TOSHIMARU NAKAMURA, Re-Verbed (No Input Mixing Board 9)
Fra le cose che stuzzicano volentieri la mia smisurata curiosità ci sono quelle parole straniere che risultano intraducibili nella nostra lingua: penso che dicano molto sulla specificità culturale di un popolo e aprano spunti di riflessione sulla propria. In giapponese c’è una parola, shoganai, che più o meno in italiano corrisponde all’espressione “ciò che non può essere evitato”: essa implica l’accettazione di ciò che avviene al di fuori del nostro controllo, frutto di quell’arrendevolezza che nel pensiero orientale riveste grande peso, quella cedevolezza che è alla base, ad esempio, dell’arte marziale del jujitsu. Ebbene, non mi pare un caso che fra i pionieri dell’arte del no input mixer ci sia un giapponese, maestro indiscusso nel gestire e spesso assecondare la perdita di controllo che è connaturata nel mezzo d’espressione stesso da lui scelto. Questa tecnica, che sfrutta i feedback innescati collegando le varie entrate e uscite di un normalissimo mixer, ma senza alcuna fonte sonora in entrata, sembra essere una modalità magico-alchemica di produzione del suono, i cui esiti molto spesso sono effettivamente imprevisti quando non addirittura deleteri (pare che il no input mixer sia, per le sue caratteristiche di imprevedibilità e la conseguente ricaduta sugli impianti audio, l’incubo dei fonici).
Nakamura, un passato da chitarrista, comincia la sua ricerca musicale attorno a cursori e potenziometri alla fine degli anni Novanta e nel 2000 porta a termine il suo primo lavoro solista a titolo “No Input Mixing Board”: tutte le tracce ivi contenute (sarà così anche coi successivi) vengono, senza inutili sforzi di fantasia, identificate dalla sigla NIMB e da una numerazione che, in questo nono capitolo, è arrivata al #58. Con il tempo Toshimaru ha ampliato considerevolmente il proprio ventaglio sonoro, raggiungendo vette di incredibile raffinatezza in questa singolare pratica.

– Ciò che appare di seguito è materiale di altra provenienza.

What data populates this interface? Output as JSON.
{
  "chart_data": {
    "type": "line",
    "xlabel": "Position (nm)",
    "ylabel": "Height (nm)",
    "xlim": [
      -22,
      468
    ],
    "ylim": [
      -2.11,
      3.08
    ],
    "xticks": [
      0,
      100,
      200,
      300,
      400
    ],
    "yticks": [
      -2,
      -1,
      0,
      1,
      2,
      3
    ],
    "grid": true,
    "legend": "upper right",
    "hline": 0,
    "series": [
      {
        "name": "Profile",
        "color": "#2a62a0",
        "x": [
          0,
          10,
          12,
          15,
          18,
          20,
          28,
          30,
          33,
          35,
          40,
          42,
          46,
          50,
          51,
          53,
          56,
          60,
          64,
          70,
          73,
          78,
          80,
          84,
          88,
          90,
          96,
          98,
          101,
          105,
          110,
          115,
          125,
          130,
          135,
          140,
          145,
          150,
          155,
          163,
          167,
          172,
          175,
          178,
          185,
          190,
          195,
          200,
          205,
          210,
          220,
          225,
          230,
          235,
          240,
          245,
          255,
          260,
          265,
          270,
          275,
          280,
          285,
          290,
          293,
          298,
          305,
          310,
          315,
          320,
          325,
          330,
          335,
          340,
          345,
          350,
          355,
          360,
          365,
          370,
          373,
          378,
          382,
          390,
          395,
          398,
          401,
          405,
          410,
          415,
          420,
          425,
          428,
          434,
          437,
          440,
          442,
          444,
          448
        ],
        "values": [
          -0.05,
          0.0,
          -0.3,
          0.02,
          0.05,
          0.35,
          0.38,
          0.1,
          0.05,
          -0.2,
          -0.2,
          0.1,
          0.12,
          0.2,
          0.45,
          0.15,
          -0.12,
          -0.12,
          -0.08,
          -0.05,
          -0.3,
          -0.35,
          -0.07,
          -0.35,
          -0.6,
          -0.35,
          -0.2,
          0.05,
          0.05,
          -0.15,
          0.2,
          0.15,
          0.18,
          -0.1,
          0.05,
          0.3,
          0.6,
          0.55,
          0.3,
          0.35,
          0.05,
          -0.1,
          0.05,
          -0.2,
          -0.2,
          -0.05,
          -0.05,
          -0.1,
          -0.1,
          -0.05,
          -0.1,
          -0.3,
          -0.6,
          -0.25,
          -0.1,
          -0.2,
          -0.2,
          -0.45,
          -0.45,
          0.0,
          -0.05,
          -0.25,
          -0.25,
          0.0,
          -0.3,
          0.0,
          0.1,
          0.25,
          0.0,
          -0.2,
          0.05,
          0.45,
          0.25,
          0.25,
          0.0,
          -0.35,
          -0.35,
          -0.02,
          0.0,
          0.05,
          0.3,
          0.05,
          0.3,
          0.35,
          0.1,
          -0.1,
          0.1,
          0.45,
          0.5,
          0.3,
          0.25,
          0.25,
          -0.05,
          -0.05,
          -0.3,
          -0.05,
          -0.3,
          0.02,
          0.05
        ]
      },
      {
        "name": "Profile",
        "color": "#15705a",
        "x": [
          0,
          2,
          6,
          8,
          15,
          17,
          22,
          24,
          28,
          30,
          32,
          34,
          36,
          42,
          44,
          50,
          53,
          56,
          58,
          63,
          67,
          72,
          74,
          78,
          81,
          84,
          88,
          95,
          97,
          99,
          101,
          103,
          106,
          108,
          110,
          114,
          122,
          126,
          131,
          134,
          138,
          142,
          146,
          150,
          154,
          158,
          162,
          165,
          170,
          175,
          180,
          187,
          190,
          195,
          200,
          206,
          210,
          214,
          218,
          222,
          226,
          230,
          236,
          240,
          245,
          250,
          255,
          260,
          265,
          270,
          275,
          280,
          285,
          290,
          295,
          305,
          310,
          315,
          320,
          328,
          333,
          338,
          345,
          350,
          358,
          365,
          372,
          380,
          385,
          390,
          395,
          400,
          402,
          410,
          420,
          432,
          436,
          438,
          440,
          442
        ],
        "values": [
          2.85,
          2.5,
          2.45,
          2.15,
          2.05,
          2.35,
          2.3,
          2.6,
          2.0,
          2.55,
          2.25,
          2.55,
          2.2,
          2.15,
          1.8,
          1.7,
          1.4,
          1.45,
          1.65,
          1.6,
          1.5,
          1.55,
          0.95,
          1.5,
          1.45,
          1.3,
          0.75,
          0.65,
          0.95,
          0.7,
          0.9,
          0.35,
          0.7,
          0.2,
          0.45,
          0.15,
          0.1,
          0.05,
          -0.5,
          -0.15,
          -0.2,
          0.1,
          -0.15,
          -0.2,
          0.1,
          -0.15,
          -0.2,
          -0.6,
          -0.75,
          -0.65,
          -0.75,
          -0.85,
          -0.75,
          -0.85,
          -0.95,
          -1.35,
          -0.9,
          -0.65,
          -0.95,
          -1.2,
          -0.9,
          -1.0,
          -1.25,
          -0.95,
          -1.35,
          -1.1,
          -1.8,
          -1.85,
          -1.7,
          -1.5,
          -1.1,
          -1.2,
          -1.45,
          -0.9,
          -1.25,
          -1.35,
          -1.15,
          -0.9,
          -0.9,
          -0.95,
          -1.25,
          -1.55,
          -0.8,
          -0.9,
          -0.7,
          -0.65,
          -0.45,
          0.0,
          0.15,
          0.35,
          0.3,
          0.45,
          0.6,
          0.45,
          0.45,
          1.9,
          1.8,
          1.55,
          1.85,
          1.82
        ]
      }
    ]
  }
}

Nella cartella stampa ci si butta avanti sostenendo che questo ultimo lp, il primo pubblicato dalla benemerita Room40 di Lawrence English, sia di gran lunga la cosa più musicale su cui Toshimaru abbia mai messo le mani, e in effetti è difficile dire il contrario come pure negare che sia fra i suoi lavori più riusciti. Da quel che sembra di capire dal titolo, e dando un’occhiata ai video trovati in rete, Nakamura utilizza in aggiunta al mixer pochi effetti – principalmente riverbero e delay – per le sue trame sonore. Queste andranno con facilità a stuzzicare l’orecchio di chi vuole sfuggire dalla gabbia delle sette note aprendosi a proposte musicali radicali che, come in questo caso, provano a ridisegnare in maniera originale il concetto di minimalismo. Le prime tracce possono risultare digeribili con un minimo di sforzo anche per chi sia digiuno di cose eccentriche come questa, con articolazioni ritmiche e armoniche efficaci e sonorità che sembrano riecheggiare da lontano una qualche forma di dub: cercare similitudini con territori conosciuti costituisce qui esercizio arduo. Progressivamente il bisogno di ritmo sembra cedere il passo a istanze ambient e noise, cresce il crepitio, i loop cominciano a slittare uno sull’altro, suoni aeriformi si mescolano ad un misurato bruitismo e il gioco è fatto: il giapponese sembra alzare mano dopo mano, quasi impercettibilmente, la posta del gioco e – se si ha un pizzico di curiosità – non resta che andare a vedere dove vada a parare.